The thing is you kept the weight the same. Most people who drop down a size partially do it for the unsprung weight savings. If you bought the same OZ wheels in 17x7.5" you would have lost about 1.5 lbs. per corner.
when i bought my wheels ( rims ) for my 84 alfa spider.. i just took a bathroom scale to a couple wheel shops and weighed some rims..( 16x7 ) bought the lightest ones......on the tires.. a mix of light weight and build quality, grip.etc
Duke
MegaDork
2/10/21 8:35 a.m.
DW's S60 has the optional 19" wheels. Although it is nobody's sports car, after a couple bent wheels and a pothole-induced blowout, I'm probably going to drop down to 18s.
wspohn said:
I have some sympathy for the old view that 15" was the ideal rim size, given that with larger wheels you get more weight combined with less comfort on the street. The drive to larger wheels wasn't driven by performances but by sales figures - the ad guys told people they should want this and they simply went baaa, baaa and did.
I am surprised that the difference was that small, but thanks for the interesting test. Many people just can't seem to understand the fact that rubber weighs less than metal and handling will generally be better with the lighter wheel/tire combo. Your comments on how these combos performed differently as they warmed up was instructive.

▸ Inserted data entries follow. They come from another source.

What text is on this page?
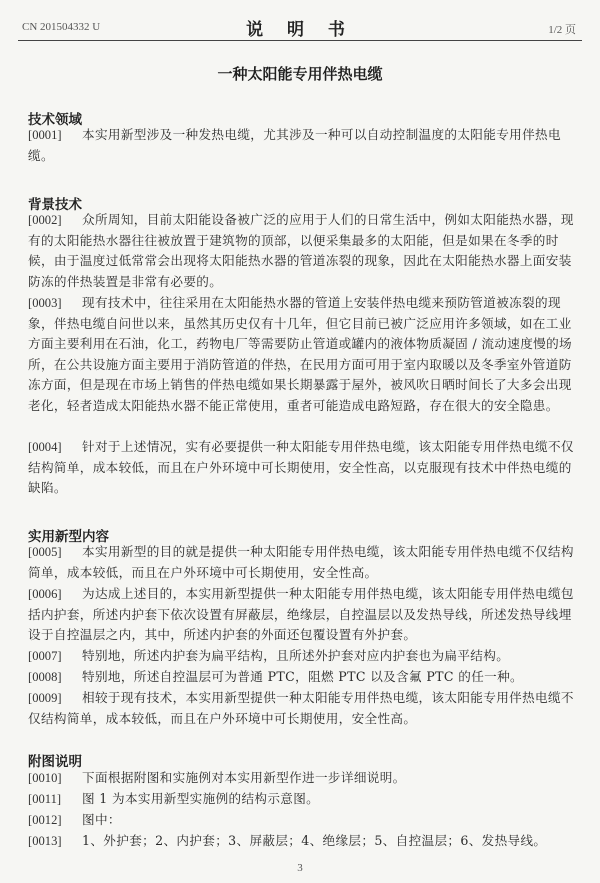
CN 201504332 U	说 明 书	1/2 页
一种太阳能专用伴热电缆
技术领域
[0001] 本实用新型涉及一种发热电缆，尤其涉及一种可以自动控制温度的太阳能专用伴热电缆。
背景技术
[0002] 众所周知，目前太阳能设备被广泛的应用于人们的日常生活中，例如太阳能热水器，现有的太阳能热水器往往被放置于建筑物的顶部，以便采集最多的太阳能，但是如果在冬季的时候，由于温度过低常常会出现将太阳能热水器的管道冻裂的现象，因此在太阳能热水器上面安装防冻的伴热装置是非常有必要的。
[0003] 现有技术中，往往采用在太阳能热水器的管道上安装伴热电缆来预防管道被冻裂的现象，伴热电缆自问世以来，虽然其历史仅有十几年，但它目前已被广泛应用许多领域，如在工业方面主要利用在石油，化工，药物电厂等需要防止管道或罐内的液体物质凝固 / 流动速度慢的场所，在公共设施方面主要用于消防管道的伴热，在民用方面可用于室内取暖以及冬季室外管道防冻方面，但是现在市场上销售的伴热电缆如果长期暴露于屋外，被风吹日晒时间长了大多会出现老化，轻者造成太阳能热水器不能正常使用，重者可能造成电路短路，存在很大的安全隐患。
[0004] 针对于上述情况，实有必要提供一种太阳能专用伴热电缆，该太阳能专用伴热电缆不仅结构简单，成本较低，而且在户外环境中可长期使用，安全性高，以克服现有技术中伴热电缆的缺陷。
实用新型内容
[0005] 本实用新型的目的就是提供一种太阳能专用伴热电缆，该太阳能专用伴热电缆不仅结构简单，成本较低，而且在户外环境中可长期使用，安全性高。
[0006] 为达成上述目的，本实用新型提供一种太阳能专用伴热电缆，该太阳能专用伴热电缆包括内护套，所述内护套下依次设置有屏蔽层，绝缘层，自控温层以及发热导线，所述发热导线埋设于自控温层之内，其中，所述内护套的外面还包覆设置有外护套。
[0007] 特别地，所述内护套为扁平结构，且所述外护套对应内护套也为扁平结构。
[0008] 特别地，所述自控温层可为普通 PTC，阻燃 PTC 以及含氟 PTC 的任一种。
[0009] 相较于现有技术，本实用新型提供一种太阳能专用伴热电缆，该太阳能专用伴热电缆不仅结构简单，成本较低，而且在户外环境中可长期使用，安全性高。
附图说明
[0010] 下面根据附图和实施例对本实用新型作进一步详细说明。
[0011] 图 1 为本实用新型实施例的结构示意图。
[0012] 图中：
[0013] 1、外护套；2、内护套；3、屏蔽层；4、绝缘层；5、自控温层；6、发热导线。
3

The drive to larger wheels was driven by larger, heavier cars needing larger brakes. A 15" isn't going to cover brakes large enough for a 3400 lb car with 250 or more HP.

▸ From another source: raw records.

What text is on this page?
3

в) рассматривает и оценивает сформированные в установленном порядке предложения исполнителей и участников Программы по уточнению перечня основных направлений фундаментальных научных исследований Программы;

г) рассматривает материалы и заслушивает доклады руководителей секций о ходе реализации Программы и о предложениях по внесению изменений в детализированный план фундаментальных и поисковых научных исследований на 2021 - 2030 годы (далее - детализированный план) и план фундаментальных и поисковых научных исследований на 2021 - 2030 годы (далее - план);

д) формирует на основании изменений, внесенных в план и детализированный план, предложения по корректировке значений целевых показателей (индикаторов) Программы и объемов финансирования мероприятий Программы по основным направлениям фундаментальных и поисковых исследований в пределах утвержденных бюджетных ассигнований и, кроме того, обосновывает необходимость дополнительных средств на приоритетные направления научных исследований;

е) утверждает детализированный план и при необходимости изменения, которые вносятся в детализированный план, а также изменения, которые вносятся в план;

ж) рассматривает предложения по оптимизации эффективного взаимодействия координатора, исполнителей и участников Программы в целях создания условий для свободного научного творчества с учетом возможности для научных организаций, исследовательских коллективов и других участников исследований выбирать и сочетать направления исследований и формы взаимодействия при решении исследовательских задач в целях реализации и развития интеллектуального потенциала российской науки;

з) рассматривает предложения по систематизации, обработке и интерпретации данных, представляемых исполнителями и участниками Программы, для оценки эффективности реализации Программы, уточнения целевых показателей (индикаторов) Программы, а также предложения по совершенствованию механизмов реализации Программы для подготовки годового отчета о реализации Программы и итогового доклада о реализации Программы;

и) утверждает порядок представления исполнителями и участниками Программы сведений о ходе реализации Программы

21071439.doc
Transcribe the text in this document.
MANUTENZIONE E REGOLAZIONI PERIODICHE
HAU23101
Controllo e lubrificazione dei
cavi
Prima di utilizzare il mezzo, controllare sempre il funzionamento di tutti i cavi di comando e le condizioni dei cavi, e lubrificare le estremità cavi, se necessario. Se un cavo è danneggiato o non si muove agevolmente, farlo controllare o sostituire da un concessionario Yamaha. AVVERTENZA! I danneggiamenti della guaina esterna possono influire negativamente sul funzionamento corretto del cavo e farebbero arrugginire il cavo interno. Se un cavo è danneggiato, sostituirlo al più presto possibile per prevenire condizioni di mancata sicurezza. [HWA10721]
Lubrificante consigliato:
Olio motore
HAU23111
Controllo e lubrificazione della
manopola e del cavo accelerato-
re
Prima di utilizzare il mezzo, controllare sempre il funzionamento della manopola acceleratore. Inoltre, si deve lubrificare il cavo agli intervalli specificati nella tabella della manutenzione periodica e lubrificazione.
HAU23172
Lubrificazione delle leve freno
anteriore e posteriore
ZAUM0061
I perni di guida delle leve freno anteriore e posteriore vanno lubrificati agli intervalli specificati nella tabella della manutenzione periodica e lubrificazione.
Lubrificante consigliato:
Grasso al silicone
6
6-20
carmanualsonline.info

I suspect most understand smaller is lighter. But if you aren't chasing wins in TT or AutoX, most people don't care. Including myself.
wspohn
SuperDork
2/10/21 11:49 a.m.
z31maniac said:
The drive to larger wheels was driven by larger, heavier cars needing larger brakes. A 15" isn't going to cover brakes large enough for a 3400 lb car with 250 or more HP.
I don't know that this is correct. You can buy Wilwood 12"+ brakes that fit inside 15" wheels and do a fine job of braking full size American cars.
https://www.hotrod.com/articles/step-huge-12-inch-brakes-keep-15-inch-wheels/
wspohn said:
z31maniac said:
The drive to larger wheels was driven by larger, heavier cars needing larger brakes. A 15" isn't going to cover brakes large enough for a 3400 lb car with 250 or more HP.
I don't know that this is correct. You can buy Wilwood 12"+ brakes that fit inside 15" wheels and do a fine job of braking full size American cars.
https://www.hotrod.com/articles/step-huge-12-inch-brakes-keep-15-inch-wheels/
Agreed. And BMW has packaged 13+ inch rotors inside 16s with enough room for sliding calipers, so I'd expect that's not the limit with lower profile calipers.
In reply to Tom1200 :
Depends on how heavy the car is. The heavier the car, the less sensitive it is to unsprung weight. For example, anything larger than a 15" wheel is despised on Miata forums. Check the online forums for your car. They can give you a good answer.
In reply to buzzboy :
They should, but the aspect ratios were chosen to keep the outside diameter nearly the same.